- The paper introduces Emilia and its open-source pipeline to transform raw, in-the-wild audio into annotated multilingual speech data.
- It details a methodology that integrates source separation, VAD, ASR, and filtering to ensure high-quality, diverse speech suitable for TTS.
- Experimental results demonstrate that models trained on Emilia perform on par with or superior to those trained on traditional datasets like MLS.
Overview of "Emilia: An Extensive, Multilingual, and Diverse Speech Dataset for Large-Scale Speech Generation"
The paper presents "Emilia," a large-scale, multilingual dataset designed to enhance the capabilities of speech generation models. This dataset is derived from in-the-wild speech data, marking a significant step towards achieving more spontaneous, varied, and human-like speech synthesis. In concert with this dataset, the authors introduce "Emilia-Pipe," an open-source preprocessing pipeline capable of rapidly and efficiently converting raw, unstructured audio data into training-ready datasets with necessary annotations.
Dataset Construction and Preprocessing Pipeline
Emilia addresses a pressing challenge in speech generation: the insufficiency of diverse and spontaneous speech data.

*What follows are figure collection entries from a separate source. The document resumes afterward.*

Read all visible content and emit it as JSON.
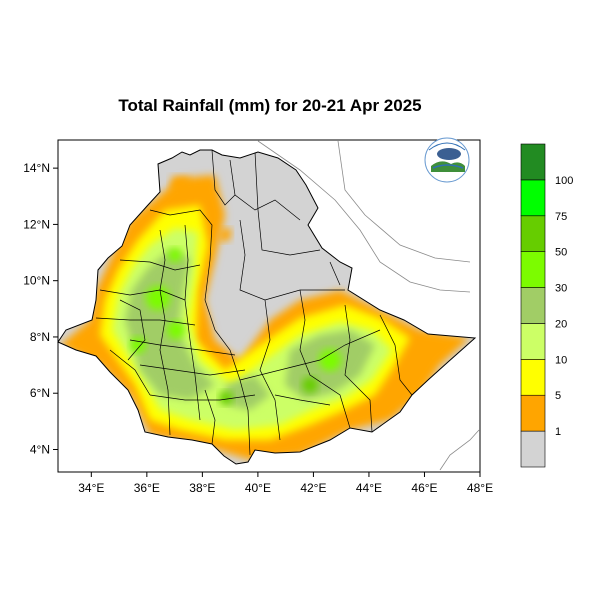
{
  "title": "Total Rainfall (mm) for 20-21 Apr 2025",
  "lon_ticks": [
    "34°E",
    "36°E",
    "38°E",
    "40°E",
    "42°E",
    "44°E",
    "46°E",
    "48°E"
  ],
  "lat_ticks": [
    "14°N",
    "12°N",
    "10°N",
    "8°N",
    "6°N",
    "4°N"
  ],
  "lon_range": [
    32.8,
    48.0
  ],
  "lat_range": [
    3.2,
    15.0
  ],
  "legend": {
    "classes": [
      {
        "color": "#d3d3d3",
        "label": "1"
      },
      {
        "color": "#ffa500",
        "label": "5"
      },
      {
        "color": "#ffff00",
        "label": "10"
      },
      {
        "color": "#ccff66",
        "label": "20"
      },
      {
        "color": "#a1cd66",
        "label": "30"
      },
      {
        "color": "#7cfc00",
        "label": "50"
      },
      {
        "color": "#66cd00",
        "label": "75"
      },
      {
        "color": "#00ff00",
        "label": "100"
      },
      {
        "color": "#228b22",
        "label": ""
      }
    ]
  },
  "colors": {
    "no_rain": "#d3d3d3",
    "light": "#ffa500",
    "moderate": "#ffff00",
    "heavy": "#a1cd66",
    "boundary": "#000000",
    "neighbor_border": "#808080"
  },
  "logo": {
    "name": "meteorology-agency-logo"
  }
}
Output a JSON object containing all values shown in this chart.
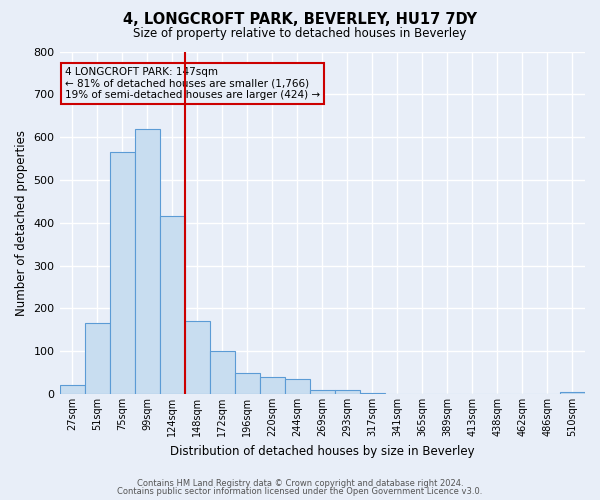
{
  "title": "4, LONGCROFT PARK, BEVERLEY, HU17 7DY",
  "subtitle": "Size of property relative to detached houses in Beverley",
  "xlabel": "Distribution of detached houses by size in Beverley",
  "ylabel": "Number of detached properties",
  "bar_labels": [
    "27sqm",
    "51sqm",
    "75sqm",
    "99sqm",
    "124sqm",
    "148sqm",
    "172sqm",
    "196sqm",
    "220sqm",
    "244sqm",
    "269sqm",
    "293sqm",
    "317sqm",
    "341sqm",
    "365sqm",
    "389sqm",
    "413sqm",
    "438sqm",
    "462sqm",
    "486sqm",
    "510sqm"
  ],
  "bar_values": [
    20,
    165,
    565,
    620,
    415,
    170,
    100,
    50,
    40,
    35,
    10,
    10,
    2,
    0,
    0,
    0,
    0,
    0,
    0,
    0,
    5
  ],
  "bar_color": "#c8ddf0",
  "bar_edge_color": "#5b9bd5",
  "bg_color": "#e8eef8",
  "plot_bg_color": "#e8eef8",
  "grid_color": "#ffffff",
  "annotation_title": "4 LONGCROFT PARK: 147sqm",
  "annotation_line1": "← 81% of detached houses are smaller (1,766)",
  "annotation_line2": "19% of semi-detached houses are larger (424) →",
  "annotation_box_color": "#cc0000",
  "marker_line_color": "#cc0000",
  "ylim": [
    0,
    800
  ],
  "yticks": [
    0,
    100,
    200,
    300,
    400,
    500,
    600,
    700,
    800
  ],
  "footer1": "Contains HM Land Registry data © Crown copyright and database right 2024.",
  "footer2": "Contains public sector information licensed under the Open Government Licence v3.0."
}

Traditional datasets, primarily derived from audiobooks, fail to capture the natural variability and spontaneity found in real-world conversations, making it difficult for generative models to reproduce human-like speech accurately.
The dataset comprises over 101,000 hours of speech across six languages: English, Chinese, German, French, Japanese, and Korean. This diversity is a crucial advantage for training robust multilingual and spontaneous speech generation models. Emilia-Pipe, the preprocessing pipeline, addresses the limitations of existing methods by incorporating efficient standardization, source separation, speaker diarization, voice activity detection (VAD), automated speech recognition (ASR), and filtering processes. These steps refine the raw speech into high-quality, annotated data suitable for model training.

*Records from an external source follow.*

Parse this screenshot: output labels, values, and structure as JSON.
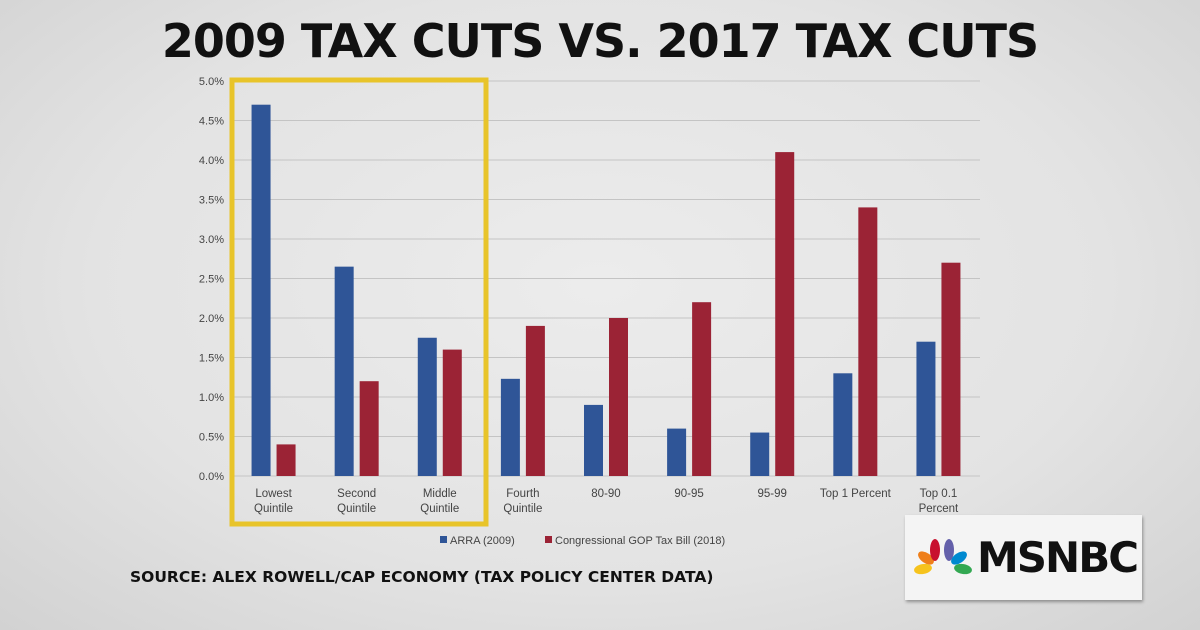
{
  "title": "2009 TAX CUTS VS. 2017 TAX CUTS",
  "source": "SOURCE: ALEX ROWELL/CAP ECONOMY (TAX POLICY CENTER DATA)",
  "logo": {
    "text": "MSNBC",
    "icon": "nbc-peacock-icon"
  },
  "highlight": {
    "color": "#e8c42a",
    "categories": [
      "Lowest Quintile",
      "Second Quintile",
      "Middle Quintile"
    ]
  },
  "chart_data": {
    "type": "bar",
    "title": "",
    "xlabel": "",
    "ylabel": "",
    "ylim": [
      0,
      5.0
    ],
    "yticks": [
      "0.0%",
      "0.5%",
      "1.0%",
      "1.5%",
      "2.0%",
      "2.5%",
      "3.0%",
      "3.5%",
      "4.0%",
      "4.5%",
      "5.0%"
    ],
    "grid": true,
    "legend": "bottom",
    "categories": [
      [
        "Lowest",
        "Quintile"
      ],
      [
        "Second",
        "Quintile"
      ],
      [
        "Middle",
        "Quintile"
      ],
      [
        "Fourth",
        "Quintile"
      ],
      [
        "80-90"
      ],
      [
        "90-95"
      ],
      [
        "95-99"
      ],
      [
        "Top 1 Percent"
      ],
      [
        "Top 0.1",
        "Percent"
      ]
    ],
    "series": [
      {
        "name": "ARRA (2009)",
        "color": "#2f5597",
        "values": [
          4.7,
          2.65,
          1.75,
          1.23,
          0.9,
          0.6,
          0.55,
          1.3,
          1.7
        ]
      },
      {
        "name": "Congressional GOP Tax Bill (2018)",
        "color": "#9b2335",
        "values": [
          0.4,
          1.2,
          1.6,
          1.9,
          2.0,
          2.2,
          4.1,
          3.4,
          2.7
        ]
      }
    ]
  }
}
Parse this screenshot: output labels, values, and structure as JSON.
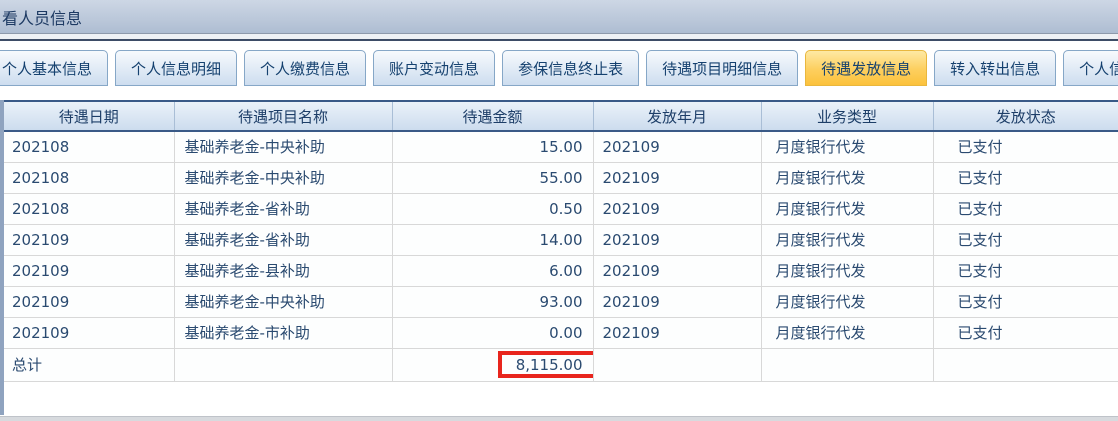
{
  "window": {
    "title": "看人员信息"
  },
  "tabs": [
    {
      "label": "个人基本信息",
      "active": false
    },
    {
      "label": "个人信息明细",
      "active": false
    },
    {
      "label": "个人缴费信息",
      "active": false
    },
    {
      "label": "账户变动信息",
      "active": false
    },
    {
      "label": "参保信息终止表",
      "active": false
    },
    {
      "label": "待遇项目明细信息",
      "active": false
    },
    {
      "label": "待遇发放信息",
      "active": true
    },
    {
      "label": "转入转出信息",
      "active": false
    },
    {
      "label": "个人信息变",
      "active": false
    }
  ],
  "table": {
    "columns": [
      "待遇日期",
      "待遇项目名称",
      "待遇金额",
      "发放年月",
      "业务类型",
      "发放状态"
    ],
    "rows": [
      [
        "202108",
        "基础养老金-中央补助",
        "15.00",
        "202109",
        "月度银行代发",
        "已支付"
      ],
      [
        "202108",
        "基础养老金-中央补助",
        "55.00",
        "202109",
        "月度银行代发",
        "已支付"
      ],
      [
        "202108",
        "基础养老金-省补助",
        "0.50",
        "202109",
        "月度银行代发",
        "已支付"
      ],
      [
        "202109",
        "基础养老金-省补助",
        "14.00",
        "202109",
        "月度银行代发",
        "已支付"
      ],
      [
        "202109",
        "基础养老金-县补助",
        "6.00",
        "202109",
        "月度银行代发",
        "已支付"
      ],
      [
        "202109",
        "基础养老金-中央补助",
        "93.00",
        "202109",
        "月度银行代发",
        "已支付"
      ],
      [
        "202109",
        "基础养老金-市补助",
        "0.00",
        "202109",
        "月度银行代发",
        "已支付"
      ]
    ],
    "total_row": {
      "label": "总计",
      "amount": "8,115.00"
    }
  },
  "colors": {
    "active_tab": "#FCC23C",
    "tab_text": "#15416F",
    "header_border": "#3A5A87",
    "highlight_box": "#E8251D"
  }
}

An independent server equipped with NVIDIA RTX 4090 GPUs processes raw speech data at a rate of approximately 2.5 hours per minute, demonstrating the efficiency of Emilia-Pipe. Post-processing, the dataset maintains a DNSMOS P.835 OVRL score of 3.26, underscoring its comparable quality to existing high-grade datasets.
Experimental Validation
To validate Emilia's effectiveness, the authors conducted extensive experiments comparing TTS models trained on both Emilia and the Multilingual LibriSpeech (MLS) dataset. Models trained on Emilia performed comparably, if not better, in generating spontaneous and diverse speech, as highlighted by metrics such as WER, SIM-O, FSD, CMOS, and SMOS.

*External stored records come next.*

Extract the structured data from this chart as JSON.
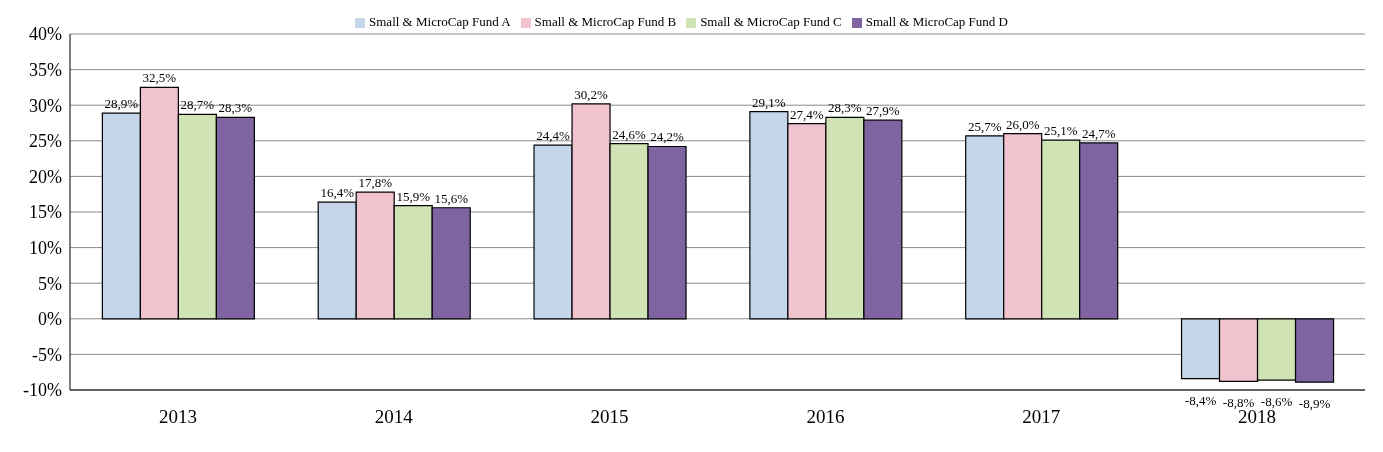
{
  "chart_data": {
    "type": "bar",
    "categories": [
      "2013",
      "2014",
      "2015",
      "2016",
      "2017",
      "2018"
    ],
    "series": [
      {
        "name": "Small & MicroCap Fund A",
        "color": "#c5d6ea",
        "values": [
          28.9,
          16.4,
          24.4,
          29.1,
          25.7,
          -8.4
        ],
        "value_labels": [
          "28,9%",
          "16,4%",
          "24,4%",
          "29,1%",
          "25,7%",
          "-8,4%"
        ]
      },
      {
        "name": "Small & MicroCap Fund B",
        "color": "#f0c3ce",
        "values": [
          32.5,
          17.8,
          30.2,
          27.4,
          26.0,
          -8.8
        ],
        "value_labels": [
          "32,5%",
          "17,8%",
          "30,2%",
          "27,4%",
          "26,0%",
          "-8,8%"
        ]
      },
      {
        "name": "Small & MicroCap Fund C",
        "color": "#d0e3b4",
        "values": [
          28.7,
          15.9,
          24.6,
          28.3,
          25.1,
          -8.6
        ],
        "value_labels": [
          "28,7%",
          "15,9%",
          "24,6%",
          "28,3%",
          "25,1%",
          "-8,6%"
        ]
      },
      {
        "name": "Small & MicroCap Fund D",
        "color": "#8064a2",
        "values": [
          28.3,
          15.6,
          24.2,
          27.9,
          24.7,
          -8.9
        ],
        "value_labels": [
          "28,3%",
          "15,6%",
          "24,2%",
          "27,9%",
          "24,7%",
          "-8,9%"
        ]
      }
    ],
    "ylim": [
      -10,
      40
    ],
    "yticks": [
      {
        "value": -10,
        "label": "-10%"
      },
      {
        "value": -5,
        "label": "-5%"
      },
      {
        "value": 0,
        "label": "0%"
      },
      {
        "value": 5,
        "label": "5%"
      },
      {
        "value": 10,
        "label": "10%"
      },
      {
        "value": 15,
        "label": "15%"
      },
      {
        "value": 20,
        "label": "20%"
      },
      {
        "value": 25,
        "label": "25%"
      },
      {
        "value": 30,
        "label": "30%"
      },
      {
        "value": 35,
        "label": "35%"
      },
      {
        "value": 40,
        "label": "40%"
      }
    ],
    "grid": "y",
    "legend": "top"
  }
}
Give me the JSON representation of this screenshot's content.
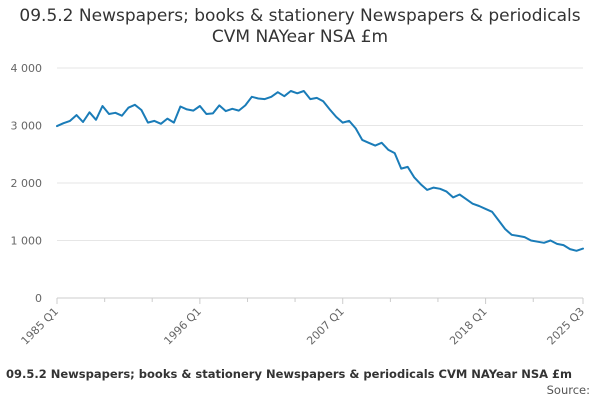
{
  "chart_data": {
    "type": "line",
    "title": "09.5.2 Newspapers; books & stationery Newspapers & periodicals CVM NAYear NSA £m",
    "footer_title": "09.5.2 Newspapers; books & stationery Newspapers & periodicals CVM NAYear NSA £m",
    "source_label": "Source:",
    "ylim": [
      0,
      4000
    ],
    "y_ticks": [
      {
        "value": 0,
        "label": "0"
      },
      {
        "value": 1000,
        "label": "1 000"
      },
      {
        "value": 2000,
        "label": "2 000"
      },
      {
        "value": 3000,
        "label": "3 000"
      },
      {
        "value": 4000,
        "label": "4 000"
      }
    ],
    "x_range": [
      1985.0,
      2025.5
    ],
    "x_tick_labels": [
      {
        "value": 1985.0,
        "label": "1985 Q1"
      },
      {
        "value": 1996.0,
        "label": "1996 Q1"
      },
      {
        "value": 2007.0,
        "label": "2007 Q1"
      },
      {
        "value": 2018.0,
        "label": "2018 Q1"
      },
      {
        "value": 2025.5,
        "label": "2025 Q3"
      }
    ],
    "x_minor_ticks": [
      1988.67,
      1992.33,
      1999.67,
      2003.33,
      2010.67,
      2014.33,
      2021.67
    ],
    "grid": true,
    "colors": {
      "line": "#1a7cb8",
      "grid": "#e6e6e6",
      "axis": "#cccccc"
    },
    "series": [
      {
        "x": [
          1985.0,
          1985.5,
          1986.0,
          1986.5,
          1987.0,
          1987.5,
          1988.0,
          1988.5,
          1989.0,
          1989.5,
          1990.0,
          1990.5,
          1991.0,
          1991.5,
          1992.0,
          1992.5,
          1993.0,
          1993.5,
          1994.0,
          1994.5,
          1995.0,
          1995.5,
          1996.0,
          1996.5,
          1997.0,
          1997.5,
          1998.0,
          1998.5,
          1999.0,
          1999.5,
          2000.0,
          2000.5,
          2001.0,
          2001.5,
          2002.0,
          2002.5,
          2003.0,
          2003.5,
          2004.0,
          2004.5,
          2005.0,
          2005.5,
          2006.0,
          2006.5,
          2007.0,
          2007.5,
          2008.0,
          2008.5,
          2009.0,
          2009.5,
          2010.0,
          2010.5,
          2011.0,
          2011.5,
          2012.0,
          2012.5,
          2013.0,
          2013.5,
          2014.0,
          2014.5,
          2015.0,
          2015.5,
          2016.0,
          2016.5,
          2017.0,
          2017.5,
          2018.0,
          2018.5,
          2019.0,
          2019.5,
          2020.0,
          2020.5,
          2021.0,
          2021.5,
          2022.0,
          2022.5,
          2023.0,
          2023.5,
          2024.0,
          2024.5,
          2025.0,
          2025.5
        ],
        "values": [
          2990,
          3040,
          3080,
          3180,
          3060,
          3230,
          3100,
          3340,
          3200,
          3220,
          3170,
          3310,
          3360,
          3270,
          3050,
          3080,
          3030,
          3120,
          3050,
          3330,
          3280,
          3260,
          3340,
          3200,
          3210,
          3350,
          3250,
          3290,
          3260,
          3350,
          3500,
          3470,
          3460,
          3500,
          3580,
          3510,
          3600,
          3560,
          3600,
          3460,
          3480,
          3420,
          3280,
          3150,
          3050,
          3080,
          2950,
          2750,
          2700,
          2650,
          2700,
          2580,
          2520,
          2250,
          2280,
          2100,
          1980,
          1880,
          1920,
          1900,
          1850,
          1750,
          1800,
          1720,
          1640,
          1600,
          1550,
          1500,
          1350,
          1200,
          1100,
          1080,
          1060,
          1000,
          980,
          960,
          1000,
          940,
          920,
          850,
          820,
          860
        ]
      }
    ]
  }
}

In the English-only experiment, models trained on Emilia demonstrated similar levels of intelligibility and speaker similarity compared to those trained on MLS. Notably, the autoregressive TTS model SoundStorm benefited significantly from the diverse speaking styles in Emilia, particularly in terms of FSD and CMOS on spontaneous speech data.
Moreover, the multilingual experiment affirmed that models trained on the full Emilia dataset excel in zero-shot multilingual TTS capabilities, reinforcing the dataset's utility for broad-based, high-quality speech generation.
Implications for Future Research
The implications of this research are multifaceted. Practically, the extensive and diverse Emilia dataset equips the research community with the tools to advance multilingual and spontaneous speech generation. Theoretically, the demonstrated effectiveness of Emilia underscores the importance of training data diversity in model performance, particularly for tasks requiring nuanced generation abilities such as TTS.
Looking forward, the open-source nature of Emilia-Pipe encourages collaborative advancements in preprocessing techniques and dataset expansion. This pipeline provides a scalable solution for transforming vast, raw speech corpora into valuable training data. The potential future applications of such a dataset extend beyond TTS to areas like speech recognition, speaker verification, and emotion detection in speech, opening new avenues for robust AI development.
Conclusion
The paper's contributions, Emilia and Emilia-Pipe, represent significant strides towards enriching the diversity and spontaneity of speech generation datasets. By providing a robust, powerful toolkit for generating high-quality training data from in-the-wild speech, this work lays a critical foundation for future advancements in multilingual and human-like speech synthesis. The outcomes validate the necessity for diverse datasets and innovative preprocessing techniques, promoting a leap forward in the capabilities of speech generation models.